Le private equity est donc devenu un partenaire d’Euronext, autant qu’un concurrent..

Après la case private equity, les sociétés arrivent plus matures en Bourse, plus avancées dans leur parcours, avec des business plans plus clairs. Les fonds constituent aussi des apporteurs d’affaires pour nous. 75 % des sociétés qui se listent en sont issues. Les IPO sont seulement différées. 

Quelles formes prend ce travail de partenariat avec le private equity?

Nous cherchons à fluidifier le lien entre les mondes publics et privés. Notre programme de formation PE Share s’adresse justement aux directeurs de participation de fonds pour les former à une sortie via la Bourse. Ils rencontrent d’autres fonds plus familiers avec la Bourse, apprennent à connaître les aspects techniques de la cotation et la gestion de la liquidité (clauses de lock-up, etc).

Cela prend aussi la forme de rencontres informelles. Au final, nous sommes dans une recherche d’équilibre dans nos relations avec les fonds, à la fois concurrents et partenaires, même si nous privilégions ce second aspect.

Les annonces de nouvelles introductions en Bourse sont très nombreuses actuellement? Est-ce un retour en grâce de la Bourse?

Ces deux dernières années, le nombre d’introductions en Bourse a été limité. Le private equity offrait des valorisations plus élevées que le marché. Aujourd’hui, et en particulier depuis 2020 et cette année, on peut parler d’un retour en grâce de la Bourse avec un intérêt croissant des investisseurs institutionnels et particuliers. De nombreux projets de belles sociétés se préparent. Certains sont déjà publics. Nous avons toutes les raisons d’être optimistes, même s’il faut rester prudent. Quand il y a beaucoup d’opérations, les investisseurs sont plus sélectifs. 

Certaines des opérations annoncées peuvent très bien ne pas avoir lieu…

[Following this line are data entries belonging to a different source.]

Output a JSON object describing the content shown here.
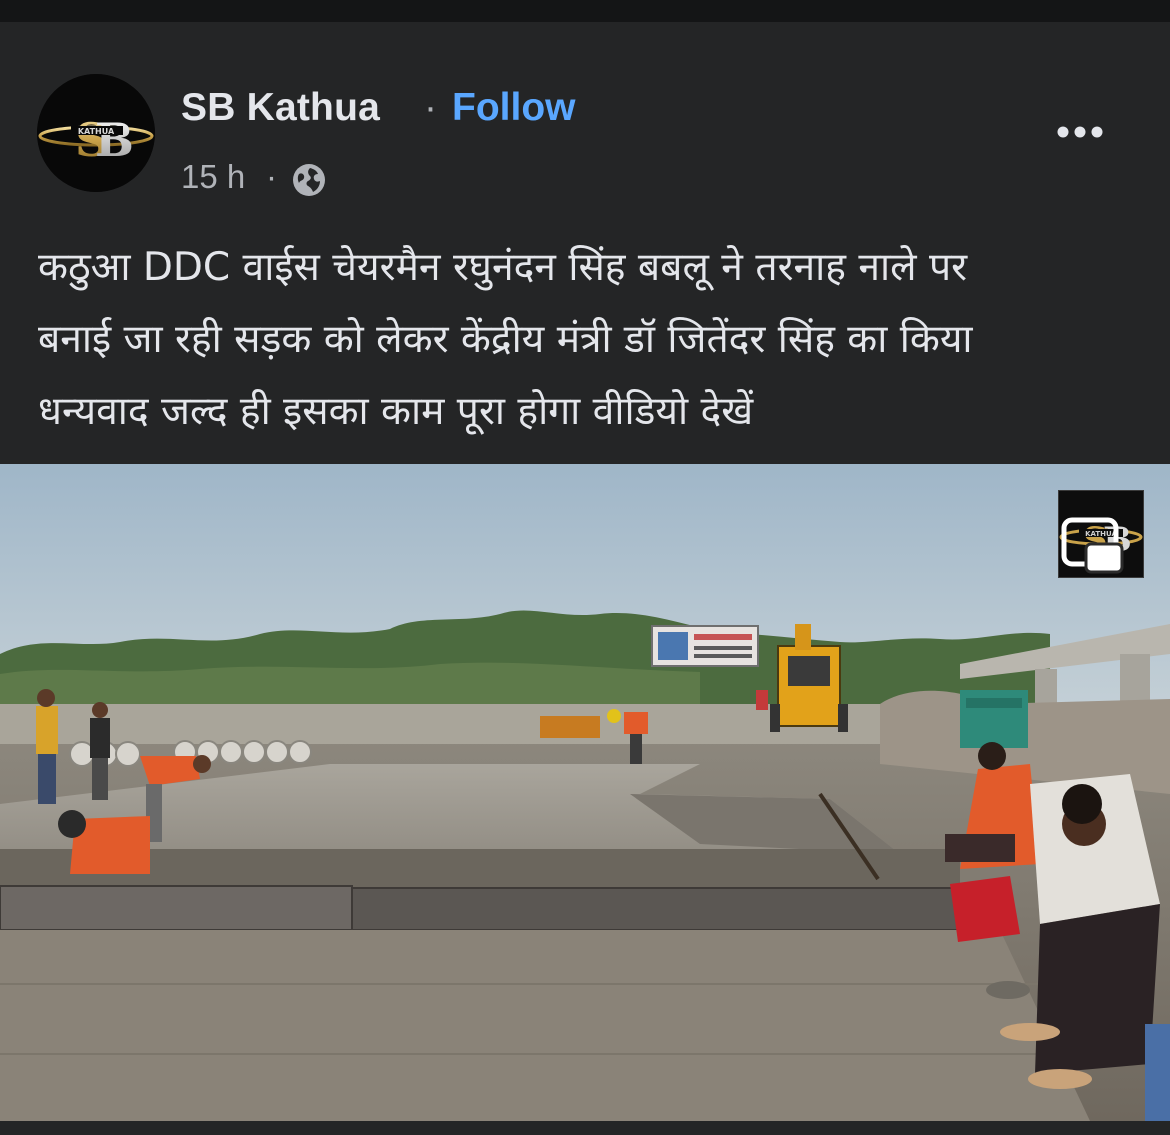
{
  "post": {
    "author": "SB Kathua",
    "separator": "·",
    "follow_label": "Follow",
    "time": "15 h",
    "time_separator": "·",
    "privacy_icon": "globe-icon",
    "more_icon": "more-horizontal-icon",
    "text_lines": [
      "कठुआ DDC वाईस चेयरमैन रघुनंदन सिंह बबलू ने तरनाह नाले पर",
      "बनाई जा रही सड़क को लेकर केंद्रीय मंत्री डॉ जितेंदर सिंह का किया",
      "धन्यवाद जल्द ही इसका काम पूरा होगा वीडियो देखें"
    ]
  },
  "avatar": {
    "logo_letters": "SB",
    "logo_subtext": "KATHUA"
  },
  "media": {
    "type": "video-thumbnail",
    "watermark_letters": "SB",
    "watermark_subtext": "KATHUA",
    "pip_icon": "picture-in-picture-icon"
  },
  "colors": {
    "card_bg": "#242526",
    "page_bg": "#111213",
    "link": "#5aa7ff",
    "text_primary": "#e4e6eb",
    "text_secondary": "#b0b3b8"
  }
}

Une société peut décider de ne pas concrétiser un projet. Par exemple, parce que le placement ne s’est pas bien passé. Ou bien parce que d’autres propositions lui ont été formulées par une autre entreprise ou un autre fonds en cours de route. D’autres options peuvent être explorées au cours d’un parcours d’introduction en Bourse, qui sert parfois à faire monter les enchères. Généralement, les introductions en Bourse vont tout de même au bout de leur processus. 

"Le segment innovation, qui comprend le digital et les technologies de la santé, représente plus de 75 % des opérations". 

Combien de projets sont prévus d’ici à la fin de l’année?

Les dirigeants nous sollicitent beaucoup. Et 2021 s’annonce historique en termes de nombre d’opérations. Chaque année, Euronext Paris accueille en moyenne entre 20 et 30 introductions. Or, un nombre égal de candidats est déjà déclaré, seulement d’ici à la rentrée de septembre. Sachant que le dernier trimestre est généralement très actif.  

Quelle est la répartition en termes de secteurs?

Le segment innovation, qui comprend le digital et les technologies de la santé, représente plus de 75 % des opérations. 

Les émetteurs viennent-ils profiter des valorisation élevées?

Les valorisations entrent bien évidemment en ligne de compte dans la décision de s’introduire en Bourse. Par exemple, avec l’objectif d’une future acquisition financée par échange d’actions. Mais la valorisation ne peut être le seul moteur d’une introduction en Bourse qui constitue une décision stratégique.

Les entreprises choisissent-elles plus volontiers une cotation en Europe plutôt qu’aux Etats-Unis?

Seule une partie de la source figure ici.